I'm using Plaintext UTF-8 downloads from Project Gutenberg (example). Besides a little cleanup by hand (removing most things like title/table of contents before the actual text starts), the only modifications I'm doing is a simple newline replace with spaces:

  model = Mitie::NER.new(Rails.root.to_s + MODEL_PATH + "ner_model.dat")
  doc   = model.doc(full_text.gsub(/[\r\n]+/, ' '))

  entities = doc.entities

The tokens look fine (splitting on word boundaries) upon manual inspection:

[6] pry(Analysis::EntityService)> doc.tokens
=> ["<U+FEFF>CHAPTER",
 "I.",
 "Down",
 "the",
 "Rabbit-Hole",
 "Alice",
 "was",
 "beginning",
 "to",
 "get",
 "very",
 "tired",
 "of",
 "sitting",
 "by",
 "her",
 "sister",
 "on",
 "the",
 "bank",
 ",",
 "and",
 "of",
 "having",
 "nothing",
...

Hey @drusepth, thanks for reporting. I pushed a fix for multibyte characters. The score comes directly from the MITIE library. Here's a bit more info about it: mit-nlp/MITIE#46

I also recommend trying out NER from Informers.

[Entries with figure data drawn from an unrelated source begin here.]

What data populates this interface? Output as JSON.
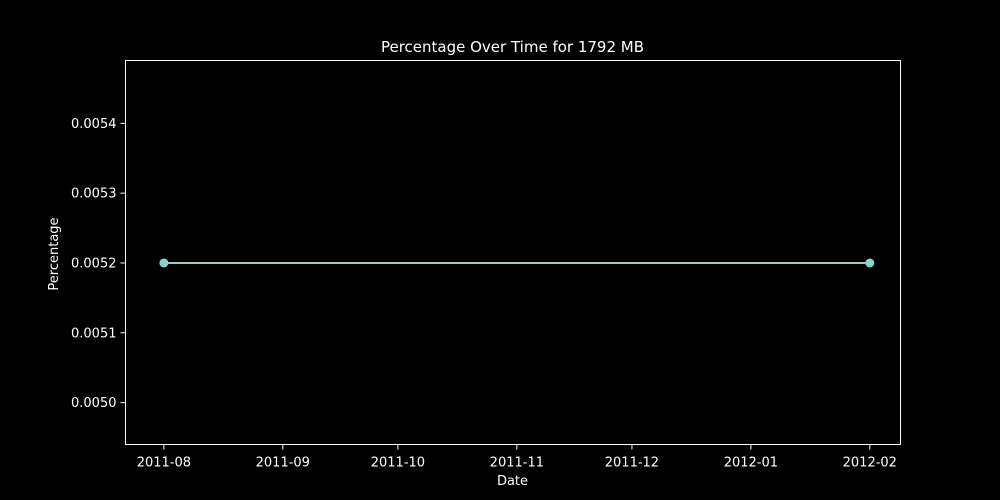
{
  "chart_data": {
    "type": "line",
    "title": "Percentage Over Time for 1792 MB",
    "xlabel": "Date",
    "ylabel": "Percentage",
    "x_ticks": [
      "2011-08",
      "2011-09",
      "2011-10",
      "2011-11",
      "2011-12",
      "2012-01",
      "2012-02"
    ],
    "xlim": [
      "2011-07-22",
      "2012-02-09"
    ],
    "y_ticks": [
      "0.0050",
      "0.0051",
      "0.0052",
      "0.0053",
      "0.0054"
    ],
    "ylim": [
      0.00494,
      0.00549
    ],
    "grid": false,
    "series": [
      {
        "x": [
          "2011-08-01",
          "2012-02-01"
        ],
        "values": [
          0.0052,
          0.0052
        ],
        "color": "#8dd3c7"
      }
    ]
  },
  "colors": {
    "background": "#000000",
    "axes": "#ffffff",
    "text": "#ffffff"
  }
}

Ah, thanks a ton for the quick fix! I can't get the gem to initialize properly when I source my Gemfile directly from this repo (Fiddle::DLError (.../gems/mitie-f08467d6a52c/vendor/libmitie.so: cannot open shared object file: No such file or directory)), but I'm sure that's just something I'm doing wrong so I'll just wait for the next version to release to use it.

Thanks for the links as well. Will check out Informers also! If this is resolved, feel free to close the issue at your convenience. :)

Yeah, the shared libraries aren't checked in on GitHub, so it's a bit more complicated to use the gem from there. Just pushed a new release.

Can confirm things look great on the latest release. Thanks again!